Çıkardığım zevk inlemelerine engel olamadım. Onu istiyordum ve bu istek beni korkutuyordu. Durmasını söylemek istedim ama yapamadım. Kelimeler oluşmadan yok oldu.
Yaptığı her hareket tatmin ediciydi. Bacaklarımı açtırdı ve tamamen üzerime yerleşti. Sertleşmiş organını içimde hissettiğimde önce bir acı dalgası yayıldı ve tırnaklarım omuzlarına sıkıca tutundu. Sonra acı yerini daha büyük bir zevke bıraktı.
İçimde yavaşça gidip gelmeye başladığında dudakları öptüğü yeri arzuyla yakıyordu. Parmaklarım omzundan aşağı kaydı ve yavaşça kalçalarını buldu.
Hafifçe sıktığımda hareketleri sertleşti. İkimizinde dudaklarından çıkan zevk inlemeleri havada buluşuyordu. Kalçalarım onun hareketlerine uyum sağladı ve birlikte gidip gelmeye başladık.
Kendini tamamen bırakmıştı. Sertti ve bundan kaçınmıyordu. Her hareketi zevkle kıvrandırıyordu.

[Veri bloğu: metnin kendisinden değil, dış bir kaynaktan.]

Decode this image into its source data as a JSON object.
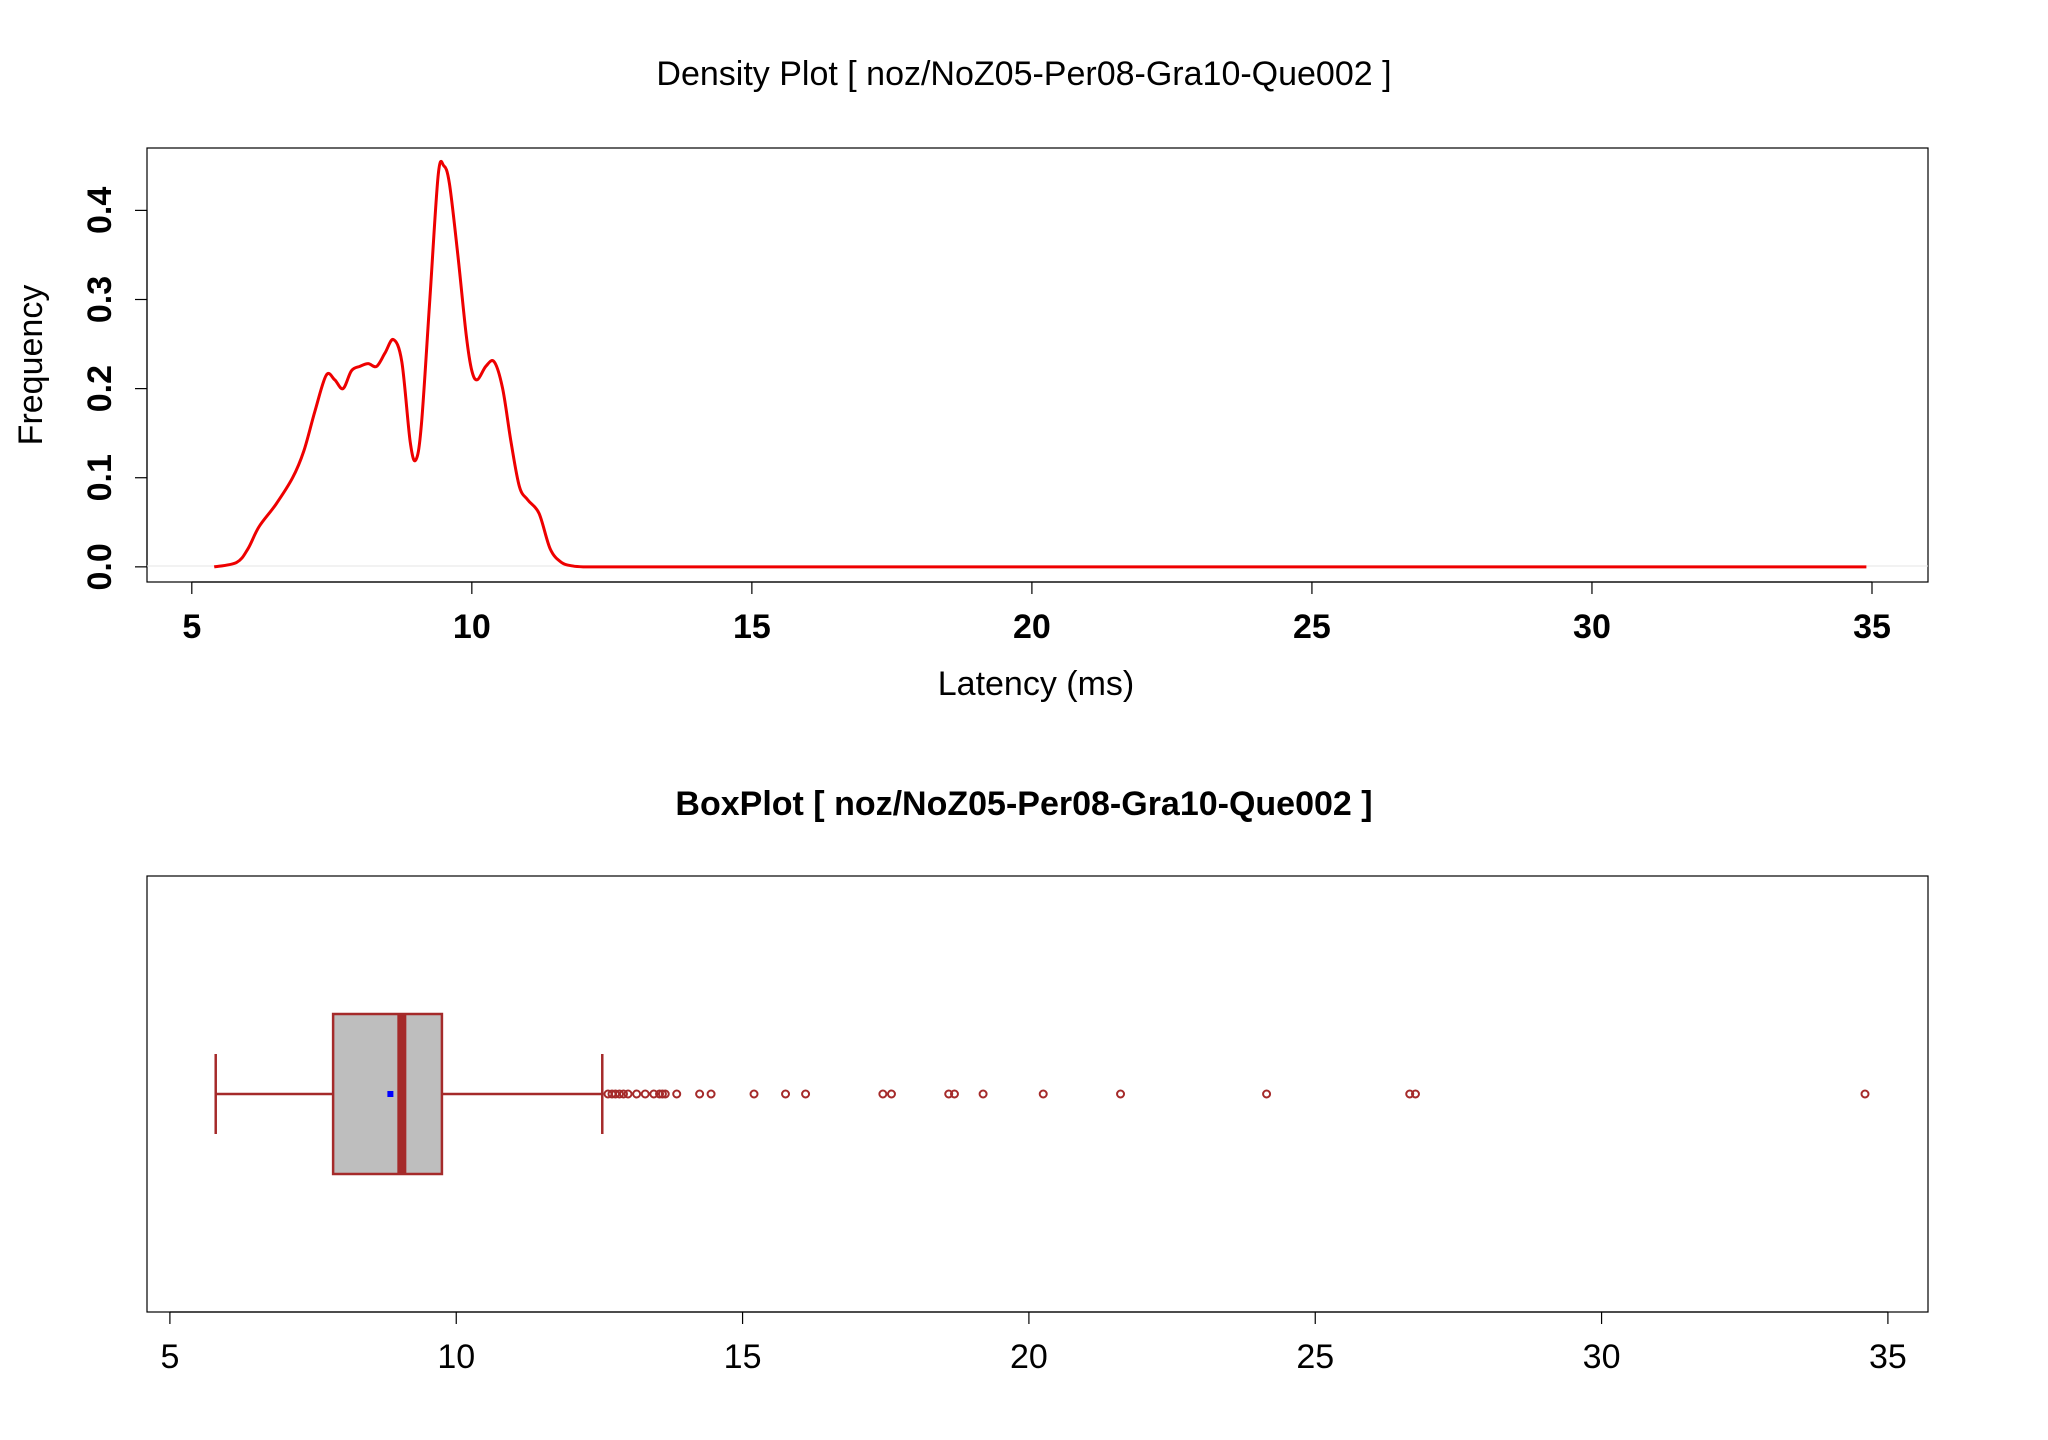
{
  "chart_data": [
    {
      "type": "line",
      "title": "Density Plot [ noz/NoZ05-Per08-Gra10-Que002 ]",
      "xlabel": "Latency (ms)",
      "ylabel": "Frequency",
      "xlim": [
        4.2,
        36.0
      ],
      "ylim": [
        -0.017,
        0.47
      ],
      "x_ticks": [
        "5",
        "10",
        "15",
        "20",
        "25",
        "30",
        "35"
      ],
      "y_ticks": [
        "0.0",
        "0.1",
        "0.2",
        "0.3",
        "0.4"
      ],
      "series": [
        {
          "color": "#ee0000",
          "x": [
            5.4,
            5.8,
            6.0,
            6.2,
            6.5,
            6.8,
            7.0,
            7.2,
            7.4,
            7.55,
            7.7,
            7.85,
            8.0,
            8.15,
            8.3,
            8.45,
            8.6,
            8.75,
            8.9,
            9.0,
            9.1,
            9.25,
            9.4,
            9.5,
            9.6,
            9.75,
            9.9,
            10.0,
            10.1,
            10.25,
            10.4,
            10.55,
            10.7,
            10.85,
            11.0,
            11.2,
            11.4,
            11.6,
            11.8,
            12.0,
            12.5,
            14,
            16,
            20,
            25,
            30,
            34.9
          ],
          "y": [
            0.0,
            0.005,
            0.02,
            0.045,
            0.07,
            0.1,
            0.13,
            0.175,
            0.215,
            0.21,
            0.2,
            0.22,
            0.225,
            0.228,
            0.225,
            0.24,
            0.255,
            0.23,
            0.14,
            0.12,
            0.16,
            0.3,
            0.44,
            0.45,
            0.43,
            0.35,
            0.26,
            0.22,
            0.21,
            0.225,
            0.23,
            0.2,
            0.14,
            0.09,
            0.075,
            0.06,
            0.02,
            0.005,
            0.001,
            0.0,
            0.0,
            0.0,
            0.0,
            0.0,
            0.0,
            0.0,
            0.0
          ]
        }
      ]
    },
    {
      "type": "box",
      "title": "BoxPlot [ noz/NoZ05-Per08-Gra10-Que002 ]",
      "xlim": [
        4.6,
        35.7
      ],
      "x_ticks": [
        "5",
        "10",
        "15",
        "20",
        "25",
        "30",
        "35"
      ],
      "box": {
        "whisker_low": 5.8,
        "q1": 7.85,
        "median": 9.05,
        "q3": 9.75,
        "whisker_high": 12.55,
        "mean": 8.85
      },
      "outliers": [
        12.65,
        12.72,
        12.78,
        12.85,
        12.92,
        13.0,
        13.15,
        13.3,
        13.45,
        13.55,
        13.6,
        13.65,
        13.85,
        14.25,
        14.45,
        15.2,
        15.75,
        16.1,
        17.45,
        17.6,
        18.6,
        18.7,
        19.2,
        20.25,
        21.6,
        24.15,
        26.65,
        26.75,
        34.6
      ],
      "colors": {
        "box_fill": "#bebebe",
        "box_border": "#a52a2a",
        "median": "#a52a2a",
        "mean_marker": "#0000ff",
        "outlier": "#a52a2a"
      }
    }
  ]
}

Aldığım haz zirveye ulaştığında bedenim bir anda gerildi ve sıcak zevk dalgası her hücreme yayıldı. Yanıma uzandığında nefes nefeseydik ve sıcak terimiz birbirine karışmıştı.
Pişman olacağımı biliyordum ama yine de pişman değildim. En azından şimdilik!